John Murray taught us that the hardest Sabbath question was the shift to the beginning of the week. There isn't that much to work with, I know. But we are very clear that our joyful rest in the Lord is what already gives us the strength we need to live this hard life.
By now you know how I complain about preachers who think it's fine to end a sermon with, "may the Lord use this in your lives," when he means, "I haven't a clue." Application is a wonderful godly blessing. Now I hope to tweak that: it doesn't have to be on the end. It could well fit as you go along. "Are you thinking how you could possibly do this, what the Lord asks of you? I am too, it's too much. So before we go on, let's think through our joy. Let's remember that the Lord loved us before we ever loved him, and that he loved us not because he made a mistake, but he loved us especially when he knew what we were like, deep down."
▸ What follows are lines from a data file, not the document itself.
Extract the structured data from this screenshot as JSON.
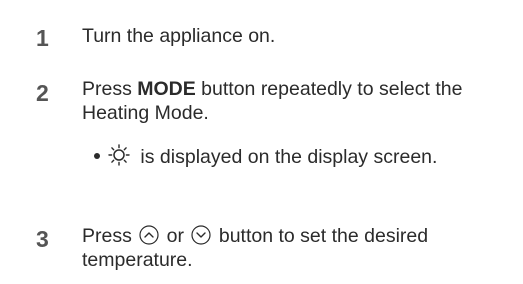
{
  "steps": [
    {
      "number": "1",
      "text": "Turn the appliance on."
    },
    {
      "number": "2",
      "pre": "Press ",
      "bold": "MODE",
      "post": " button repeatedly to select the Heating Mode.",
      "bullet": {
        "icon": "sun-icon",
        "text": " is displayed on the display screen."
      }
    },
    {
      "number": "3",
      "pre": "Press ",
      "icon_up": "chevron-up-circle-icon",
      "mid": " or ",
      "icon_down": "chevron-down-circle-icon",
      "post": " button to set the desired temperature."
    }
  ],
  "colors": {
    "step_number": "#555555",
    "text": "#2b2b2b"
  }
}
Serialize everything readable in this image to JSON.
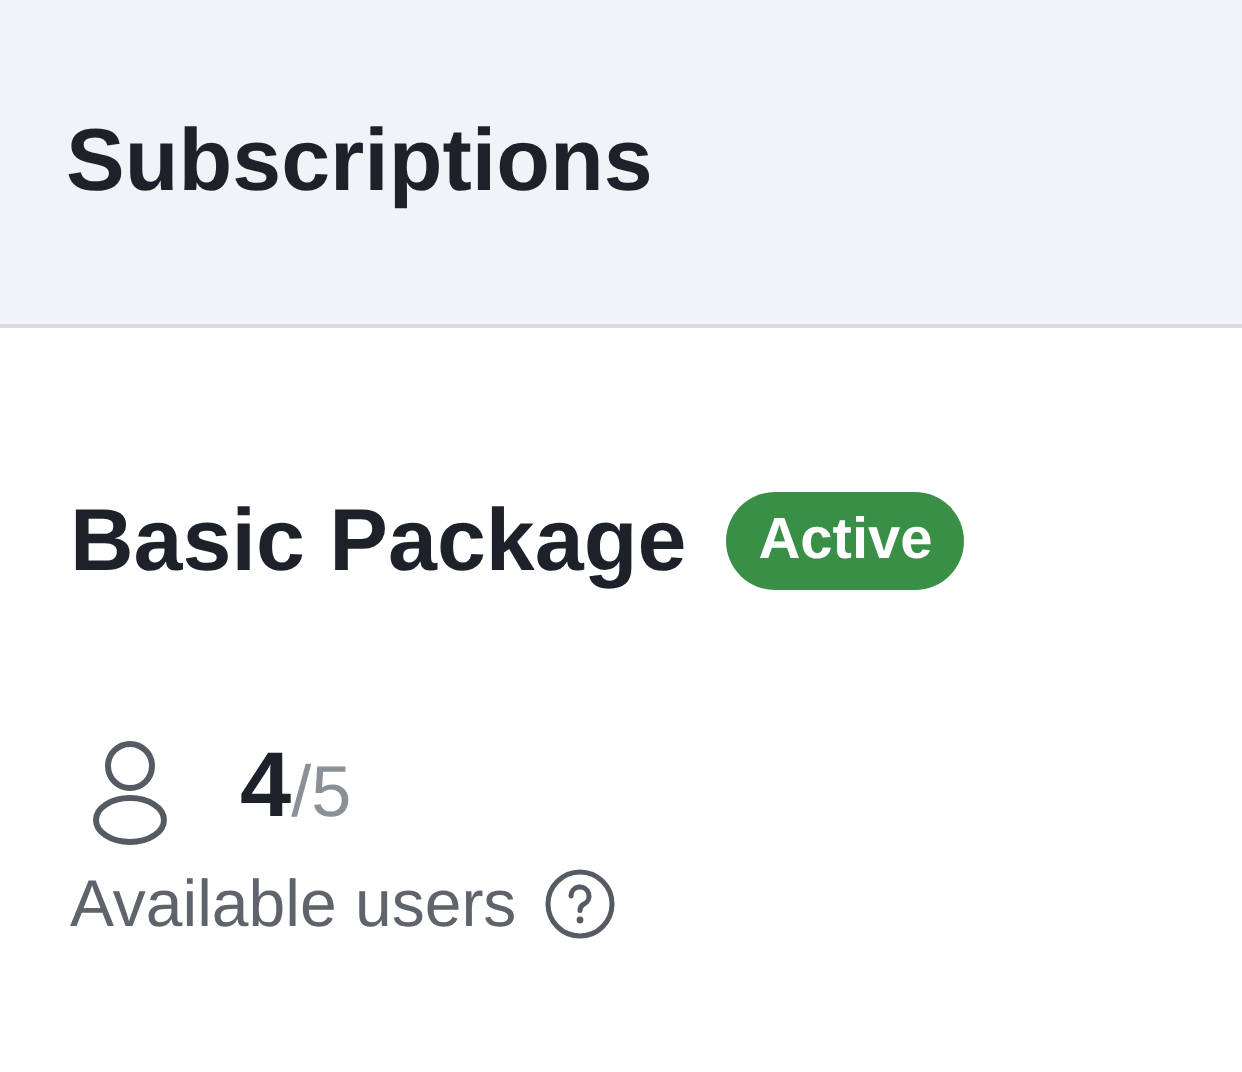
{
  "header": {
    "title": "Subscriptions"
  },
  "package": {
    "name": "Basic Package",
    "status": {
      "label": "Active",
      "kind": "active"
    }
  },
  "users": {
    "used": "4",
    "total": "/5",
    "label": "Available users"
  }
}
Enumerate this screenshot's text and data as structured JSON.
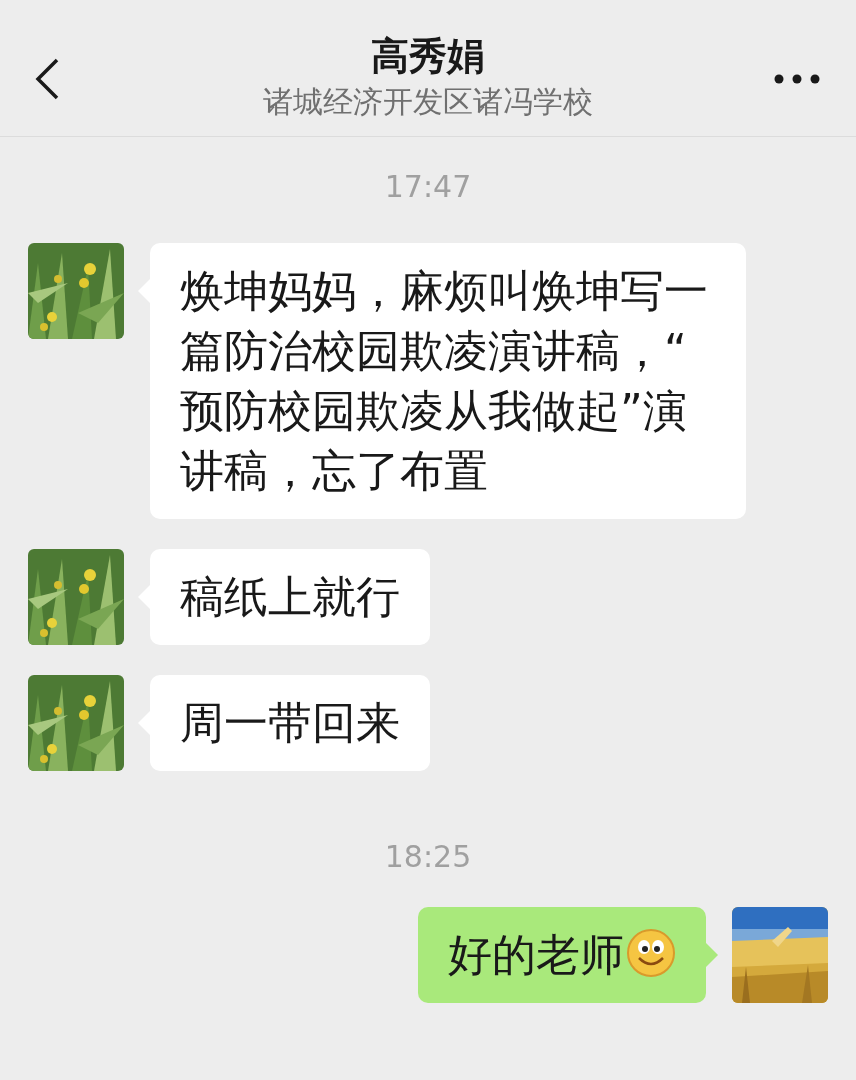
{
  "header": {
    "title": "高秀娟",
    "subtitle": "诸城经济开发区诸冯学校"
  },
  "messages": [
    {
      "kind": "time",
      "text": "17:47"
    },
    {
      "kind": "incoming",
      "text": "焕坤妈妈，麻烦叫焕坤写一篇防治校园欺凌演讲稿，“预防校园欺凌从我做起”演讲稿，忘了布置"
    },
    {
      "kind": "incoming",
      "text": "稿纸上就行"
    },
    {
      "kind": "incoming",
      "text": "周一带回来"
    },
    {
      "kind": "time",
      "text": "18:25"
    },
    {
      "kind": "outgoing",
      "text": "好的老师",
      "emoji": true
    }
  ]
}
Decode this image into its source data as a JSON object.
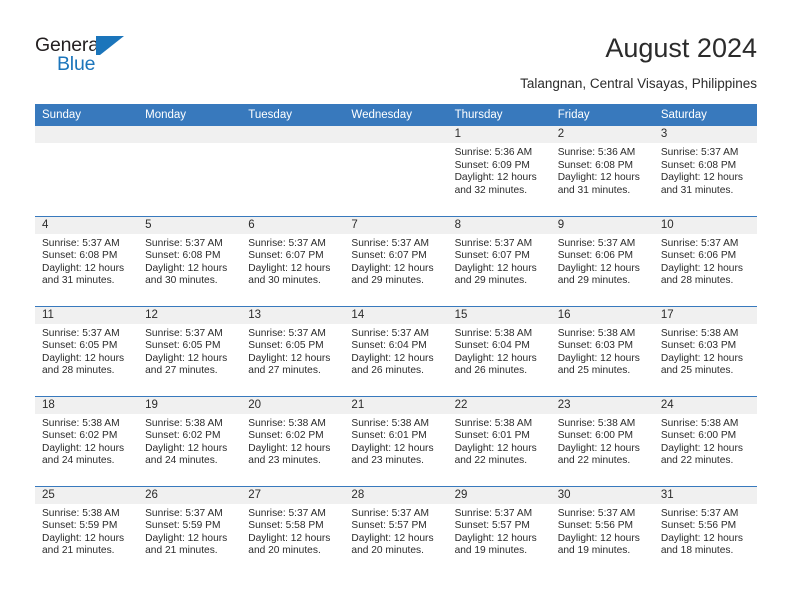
{
  "brand": {
    "name_top": "General",
    "name_bottom": "Blue",
    "mark": "triangle-logo-mark",
    "accent_color": "#1b75bb"
  },
  "header": {
    "title": "August 2024",
    "subtitle": "Talangnan, Central Visayas, Philippines"
  },
  "calendar": {
    "header_bg": "#3879bd",
    "daynum_bg": "#f0f0f0",
    "weekday_headers": [
      "Sunday",
      "Monday",
      "Tuesday",
      "Wednesday",
      "Thursday",
      "Friday",
      "Saturday"
    ],
    "weeks": [
      [
        {
          "day": "",
          "lines": []
        },
        {
          "day": "",
          "lines": []
        },
        {
          "day": "",
          "lines": []
        },
        {
          "day": "",
          "lines": []
        },
        {
          "day": "1",
          "lines": [
            "Sunrise: 5:36 AM",
            "Sunset: 6:09 PM",
            "Daylight: 12 hours",
            "and 32 minutes."
          ]
        },
        {
          "day": "2",
          "lines": [
            "Sunrise: 5:36 AM",
            "Sunset: 6:08 PM",
            "Daylight: 12 hours",
            "and 31 minutes."
          ]
        },
        {
          "day": "3",
          "lines": [
            "Sunrise: 5:37 AM",
            "Sunset: 6:08 PM",
            "Daylight: 12 hours",
            "and 31 minutes."
          ]
        }
      ],
      [
        {
          "day": "4",
          "lines": [
            "Sunrise: 5:37 AM",
            "Sunset: 6:08 PM",
            "Daylight: 12 hours",
            "and 31 minutes."
          ]
        },
        {
          "day": "5",
          "lines": [
            "Sunrise: 5:37 AM",
            "Sunset: 6:08 PM",
            "Daylight: 12 hours",
            "and 30 minutes."
          ]
        },
        {
          "day": "6",
          "lines": [
            "Sunrise: 5:37 AM",
            "Sunset: 6:07 PM",
            "Daylight: 12 hours",
            "and 30 minutes."
          ]
        },
        {
          "day": "7",
          "lines": [
            "Sunrise: 5:37 AM",
            "Sunset: 6:07 PM",
            "Daylight: 12 hours",
            "and 29 minutes."
          ]
        },
        {
          "day": "8",
          "lines": [
            "Sunrise: 5:37 AM",
            "Sunset: 6:07 PM",
            "Daylight: 12 hours",
            "and 29 minutes."
          ]
        },
        {
          "day": "9",
          "lines": [
            "Sunrise: 5:37 AM",
            "Sunset: 6:06 PM",
            "Daylight: 12 hours",
            "and 29 minutes."
          ]
        },
        {
          "day": "10",
          "lines": [
            "Sunrise: 5:37 AM",
            "Sunset: 6:06 PM",
            "Daylight: 12 hours",
            "and 28 minutes."
          ]
        }
      ],
      [
        {
          "day": "11",
          "lines": [
            "Sunrise: 5:37 AM",
            "Sunset: 6:05 PM",
            "Daylight: 12 hours",
            "and 28 minutes."
          ]
        },
        {
          "day": "12",
          "lines": [
            "Sunrise: 5:37 AM",
            "Sunset: 6:05 PM",
            "Daylight: 12 hours",
            "and 27 minutes."
          ]
        },
        {
          "day": "13",
          "lines": [
            "Sunrise: 5:37 AM",
            "Sunset: 6:05 PM",
            "Daylight: 12 hours",
            "and 27 minutes."
          ]
        },
        {
          "day": "14",
          "lines": [
            "Sunrise: 5:37 AM",
            "Sunset: 6:04 PM",
            "Daylight: 12 hours",
            "and 26 minutes."
          ]
        },
        {
          "day": "15",
          "lines": [
            "Sunrise: 5:38 AM",
            "Sunset: 6:04 PM",
            "Daylight: 12 hours",
            "and 26 minutes."
          ]
        },
        {
          "day": "16",
          "lines": [
            "Sunrise: 5:38 AM",
            "Sunset: 6:03 PM",
            "Daylight: 12 hours",
            "and 25 minutes."
          ]
        },
        {
          "day": "17",
          "lines": [
            "Sunrise: 5:38 AM",
            "Sunset: 6:03 PM",
            "Daylight: 12 hours",
            "and 25 minutes."
          ]
        }
      ],
      [
        {
          "day": "18",
          "lines": [
            "Sunrise: 5:38 AM",
            "Sunset: 6:02 PM",
            "Daylight: 12 hours",
            "and 24 minutes."
          ]
        },
        {
          "day": "19",
          "lines": [
            "Sunrise: 5:38 AM",
            "Sunset: 6:02 PM",
            "Daylight: 12 hours",
            "and 24 minutes."
          ]
        },
        {
          "day": "20",
          "lines": [
            "Sunrise: 5:38 AM",
            "Sunset: 6:02 PM",
            "Daylight: 12 hours",
            "and 23 minutes."
          ]
        },
        {
          "day": "21",
          "lines": [
            "Sunrise: 5:38 AM",
            "Sunset: 6:01 PM",
            "Daylight: 12 hours",
            "and 23 minutes."
          ]
        },
        {
          "day": "22",
          "lines": [
            "Sunrise: 5:38 AM",
            "Sunset: 6:01 PM",
            "Daylight: 12 hours",
            "and 22 minutes."
          ]
        },
        {
          "day": "23",
          "lines": [
            "Sunrise: 5:38 AM",
            "Sunset: 6:00 PM",
            "Daylight: 12 hours",
            "and 22 minutes."
          ]
        },
        {
          "day": "24",
          "lines": [
            "Sunrise: 5:38 AM",
            "Sunset: 6:00 PM",
            "Daylight: 12 hours",
            "and 22 minutes."
          ]
        }
      ],
      [
        {
          "day": "25",
          "lines": [
            "Sunrise: 5:38 AM",
            "Sunset: 5:59 PM",
            "Daylight: 12 hours",
            "and 21 minutes."
          ]
        },
        {
          "day": "26",
          "lines": [
            "Sunrise: 5:37 AM",
            "Sunset: 5:59 PM",
            "Daylight: 12 hours",
            "and 21 minutes."
          ]
        },
        {
          "day": "27",
          "lines": [
            "Sunrise: 5:37 AM",
            "Sunset: 5:58 PM",
            "Daylight: 12 hours",
            "and 20 minutes."
          ]
        },
        {
          "day": "28",
          "lines": [
            "Sunrise: 5:37 AM",
            "Sunset: 5:57 PM",
            "Daylight: 12 hours",
            "and 20 minutes."
          ]
        },
        {
          "day": "29",
          "lines": [
            "Sunrise: 5:37 AM",
            "Sunset: 5:57 PM",
            "Daylight: 12 hours",
            "and 19 minutes."
          ]
        },
        {
          "day": "30",
          "lines": [
            "Sunrise: 5:37 AM",
            "Sunset: 5:56 PM",
            "Daylight: 12 hours",
            "and 19 minutes."
          ]
        },
        {
          "day": "31",
          "lines": [
            "Sunrise: 5:37 AM",
            "Sunset: 5:56 PM",
            "Daylight: 12 hours",
            "and 18 minutes."
          ]
        }
      ]
    ]
  }
}
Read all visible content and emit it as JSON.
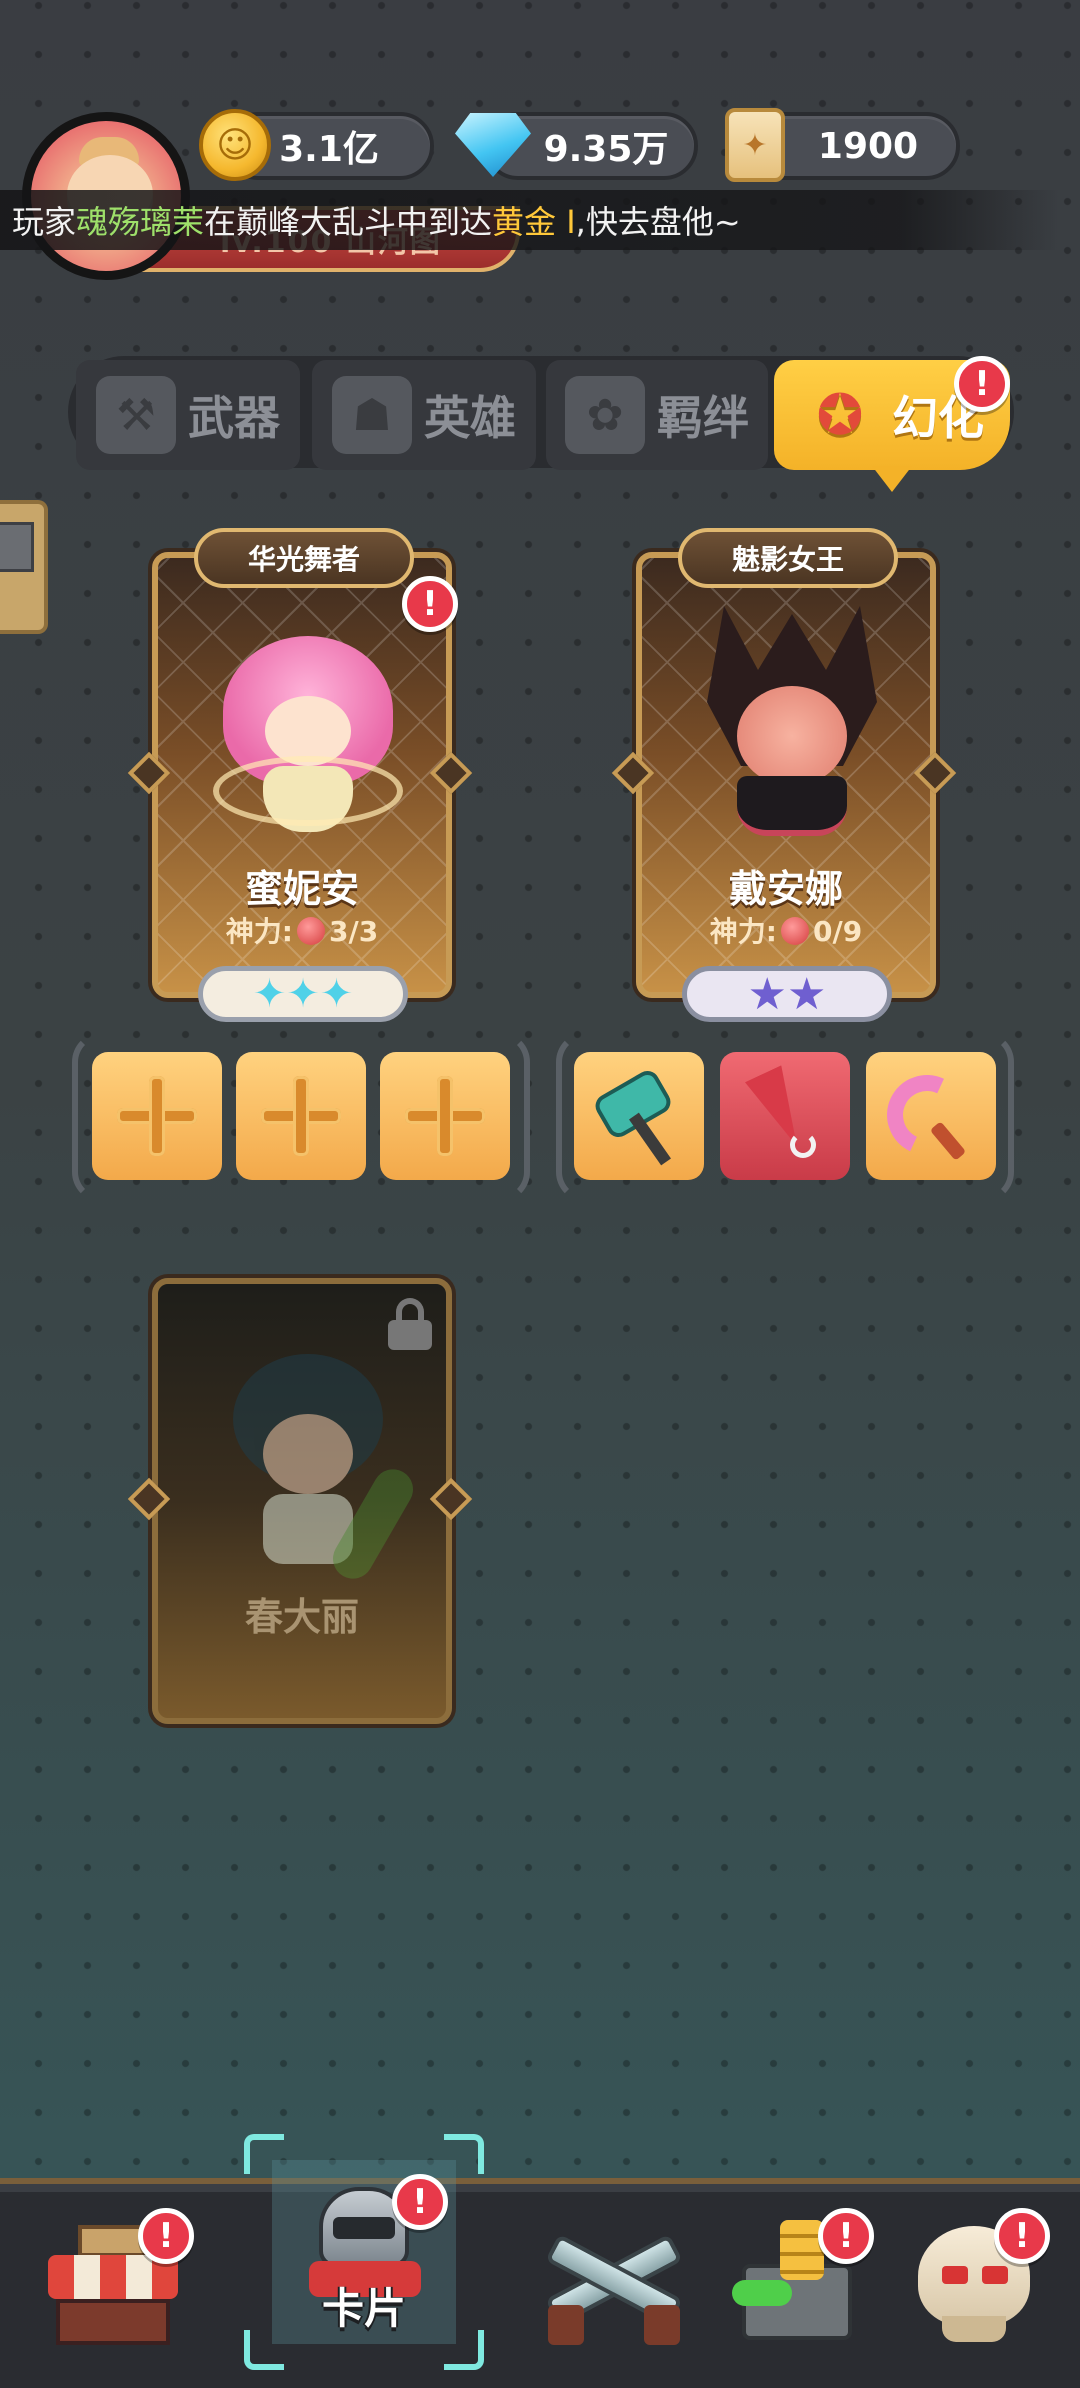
{
  "resources": {
    "gold": "3.1亿",
    "diamonds": "9.35万",
    "scrolls": "1900"
  },
  "player": {
    "level_banner": "lv.100 山河图"
  },
  "announcement": {
    "prefix": "玩家",
    "player_name": "魂殇璃茉",
    "middle": "在巅峰大乱斗中到达",
    "rank": "黄金 I",
    "suffix": ",快去盘他~"
  },
  "tabs": [
    {
      "label": "武器",
      "icon": "weapon-icon",
      "active": false
    },
    {
      "label": "英雄",
      "icon": "hero-icon",
      "active": false
    },
    {
      "label": "羁绊",
      "icon": "bond-icon",
      "active": false
    },
    {
      "label": "幻化",
      "icon": "transform-icon",
      "active": true,
      "badge": "!"
    }
  ],
  "cards": [
    {
      "title": "华光舞者",
      "name": "蜜妮安",
      "power_label": "神力:",
      "power_value": "3/3",
      "stars_type": "diamond",
      "stars": "✦✦✦",
      "badge": "!",
      "locked": false
    },
    {
      "title": "魅影女王",
      "name": "戴安娜",
      "power_label": "神力:",
      "power_value": "0/9",
      "stars_type": "purple-star",
      "stars": "★★",
      "locked": false
    },
    {
      "name": "春大丽",
      "locked": true
    }
  ],
  "equipment": {
    "card1_slots": [
      "empty",
      "empty",
      "empty"
    ],
    "card2_slots": [
      "hammer-icon",
      "umbrella-icon",
      "tentacle-whip-icon"
    ]
  },
  "bottom_nav": [
    {
      "id": "shop",
      "icon": "shop-icon",
      "badge": "!"
    },
    {
      "id": "cards",
      "icon": "knight-helmet-icon",
      "label": "卡片",
      "badge": "!",
      "selected": true
    },
    {
      "id": "battle",
      "icon": "crossed-guns-icon"
    },
    {
      "id": "treasury",
      "icon": "treasure-vault-icon",
      "badge": "!"
    },
    {
      "id": "boss",
      "icon": "skull-icon",
      "badge": "!"
    }
  ],
  "colors": {
    "tab_active": "#f4b228",
    "badge_red": "#e8394a",
    "announcement_name": "#9ee06a",
    "announcement_rank": "#ffc83a",
    "selection_corner": "#7fe9e0"
  }
}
Hebrews 4 gives us a bigger picture: For if Joshua had given them rest, God would not have spoken of another day later on. So then, there remains a Sabbath rest for the people of God, for whoever has entered God's rest has also rested from his works as God did from his. Let us therefore strive to enter that rest, so that no one may fall by the same sort of disobedience. For the word of God is living and active, sharper than any two- edged sword, piercing to the division of soul and of spirit, of joints and of marrow, and discerning the thoughts and intentions of the heart. And no creature is hidden from his sight, but all are naked and exposed to the eyes of him to whom we must give account.
So God's rest comes when we rest from our own works, and to do that we must strive for it. Work hard to rest? I think so. Read those Pharisee stories again, and see how they don't come to Jesus because healthy people don't need a real doctor. We may have to work at it to see how needy we are. We have to decide whether our joy comes from admiring our own character or from being so glad that the Lord loves us. There's nothing standing in our way, is there? So hurry up and get some rest!